T2 spectrum recognition
According to previous studies, pores are divided into three types: micropores (<100nm), mesopores (100-1000nm), and macropores (> 1000nm). Micro, medium and large pores were then divided into adsorption pores and percolation pores, respectively, according to the percolation threshold of 100 nm.
The T2 value can reflect the pore size, and a larger T2 value corresponds to a larger pore. Therefore, the pore size distribution of shale can be analyzed by the number, size and position of T2 peaks. As shown in Figure 2, multiple peaks in the T2 spectrum represent pores of various sizes; connectivity between peaks can reflect the connectivity of pores, and spectral peaks with better connectivity correspond to multiple pores with better connectivity.
The T2 spectrum of the core in the saturated oil state corresponds to all pores, and the T2 spectrum in the state of residual oil corresponds to adsorption pores and some seepage pores.
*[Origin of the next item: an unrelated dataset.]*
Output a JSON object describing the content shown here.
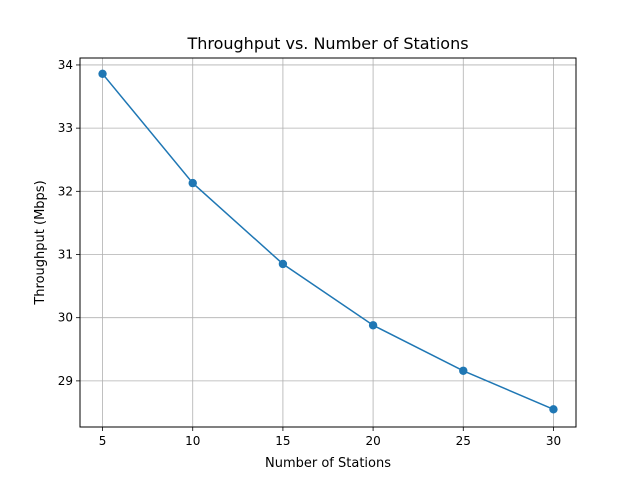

The typical T2 spectrum can be divided into adsorption holes and seepage holes. The P1 peak corresponds to the adsorption hole, and the P2 and P3 peaks correspond to the percolation hole.
According to related studies, the three peaks of a typical T2 spectrum correspond to micropores, mesopores, and macropores, respectively. Shale contains a large number of mesopores, more micropores and a few macropores. In addition, the mesopores and macropores have good connectivity, which is important for fluid permeability and mobility; micropores are not good for fluid flow due to capillary pressure.